Completeness Relation: 2 Questions Answered

[redtree]

Two questions regarding the completeness relation:

First: I understand that the completeness relation holds for basis vectors such that $\sum_{j=1}^{m} | n_{j} \rangle \langle n_{j} | =\mathbb{I}$. Does it also hold for unit-normalized sets of state vectors as well, where $| \phi_{j} \rangle = c_{j} |n_{j}\rangle$, because $\sum_{j=1}^{m} |c_{j}|^2=1$, such that $\sum_{j=1}^{m} | \phi_{j} \rangle \langle \phi_{j} | =\mathbb{I}$? I assume it does not hold for non-unit-normalized sets of state vectors.

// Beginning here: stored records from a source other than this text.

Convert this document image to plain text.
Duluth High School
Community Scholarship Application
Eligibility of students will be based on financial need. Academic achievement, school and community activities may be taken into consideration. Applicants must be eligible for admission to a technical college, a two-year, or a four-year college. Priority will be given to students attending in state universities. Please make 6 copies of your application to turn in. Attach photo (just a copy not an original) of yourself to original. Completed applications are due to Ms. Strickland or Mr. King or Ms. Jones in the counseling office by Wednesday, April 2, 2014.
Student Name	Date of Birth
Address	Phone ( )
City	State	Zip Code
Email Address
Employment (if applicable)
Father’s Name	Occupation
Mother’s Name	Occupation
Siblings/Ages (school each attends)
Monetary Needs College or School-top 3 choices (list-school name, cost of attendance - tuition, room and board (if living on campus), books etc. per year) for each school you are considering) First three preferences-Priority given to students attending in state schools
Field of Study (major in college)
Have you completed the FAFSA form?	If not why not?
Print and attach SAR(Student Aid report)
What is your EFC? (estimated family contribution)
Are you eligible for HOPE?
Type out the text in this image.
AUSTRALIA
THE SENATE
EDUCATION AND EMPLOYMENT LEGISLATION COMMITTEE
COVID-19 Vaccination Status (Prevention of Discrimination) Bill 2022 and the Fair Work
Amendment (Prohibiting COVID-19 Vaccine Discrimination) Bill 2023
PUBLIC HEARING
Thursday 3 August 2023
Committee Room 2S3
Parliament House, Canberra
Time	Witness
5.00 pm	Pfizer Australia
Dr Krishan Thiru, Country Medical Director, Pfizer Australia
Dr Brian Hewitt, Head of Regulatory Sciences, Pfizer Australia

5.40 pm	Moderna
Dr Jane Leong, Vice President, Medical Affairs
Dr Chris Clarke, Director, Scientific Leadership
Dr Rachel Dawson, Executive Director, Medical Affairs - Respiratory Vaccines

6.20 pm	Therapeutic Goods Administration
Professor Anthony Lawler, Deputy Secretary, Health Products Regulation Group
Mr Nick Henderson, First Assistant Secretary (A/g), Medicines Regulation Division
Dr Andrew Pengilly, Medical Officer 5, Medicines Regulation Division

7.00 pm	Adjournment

Second: For the continuous case, can one define a function $f(n)=\int_{\mathbb{R}} \phi_{n} dn$, unit-normalized such that $\int_{\mathbb{R}} |f(n)|^2 dn =1$, such that $| f(n) \rangle \langle f(n) | = 1$?

 

[Orodruin]

No. The trace of the unit operator is not one so you have a problem there already.

 

[redtree]

Thank you for your response. You are right. I made a correction on the first question; the second one still holds:

First: I understand that the completeness relation holds for basis vectors such that $\sum_{j=1}^{m} | n_{j} \rangle \langle n_{j} | =\mathbb{I}$. Does it also hold for normalized sets of state vectors as well, where $| \phi_{j} \rangle = c_{j} |n_{j}\rangle$, where $\sum_{j=1}^{m} |c_{j}|^2=\mathbb{I}$, such that $\sum_{j=1}^{m} | \phi_{j} \rangle \langle \phi_{j} | =\mathbb{I}$?.

Second: For a continuous case, can one define a function $f(n)=\int_{\mathbb{R}} \phi_{n} dn$ , unit-normalized such that $\int_{\mathbb{R}} |f(n)|^2 dn =1$, such that $| f(n) \rangle \langle f(n) | = 1$?

 

[Orodruin]

No. Same reason.

 

[redtree]

Not entirely sure to what you are referring. Trace for $| f(n) \rangle \langle f(n) |$ is 1 if n is a scalar. If n a vector, $| f(n) \rangle \langle f(n) | =\mathbb{I}.$. Is that the concern?

 

[Orodruin]

The trace is always a scalar. The trace of the identity operator in an $n$ dimensional vector space is $n$. Obviously, your "normalised set of vectors" has trace 1, not $n$.

 

[redtree]

Given $c_{i}^* c_{j} = \delta_{ij}$ such that:
Where $| \phi_j \rangle = c_j |n_j \rangle$:
$\sum_{j=1}^{m} | \phi_j \rangle \langle \phi | = \sum_{j=1}^{m} c_j| n_j \rangle \langle n | c_j ^*$
$\sum_{j=1}^{m} c_j| n_j \rangle \langle n | c_j ^* = \sum_{j=1}^{m} | n_j \rangle |c_j|^2 \langle n |$
$\sum_{j=1}^{m} | n_j \rangle |c_j|^2\langle n | = \sum_{j=1}^{m} | n_j \rangle \langle n | = \mathbb{I}$

Thus:
Trace$\left(\sum_{j=1}^{m} | \phi_j \rangle \langle \phi |\right)=m$

 

[Orodruin]

Given $c_{i}^* c_{j} = \delta_{ij}$ such that:

This is not compatible with your claim that $\sum_{i = 1}^m |c_i|^2 = 1$, nor is it compatible with $\sum_{i=1}^M |c_i|^2 = \mathbb I$ (actually, there is no difference between those two statements since the latter applied to a state is the same as multiplying the state by the former). If you are trying to ask whether you can use any complete orthonormal basis to make a completeness relation, the answer is yes by definition.

Edit: It is also impossible to find $c_i$ such that the relation $c_i^* c_j = \delta_{ij}$ holds. As the components of a matrix, the matrix on the LHS has rank 1 while the one on the RHS has rank m.

 

[redtree]

$c^i c_j = \delta_j^i$ then?

 

[Orodruin]

$c^i c_j = \delta_j^i$ then?

Still no. Still an impossible condition.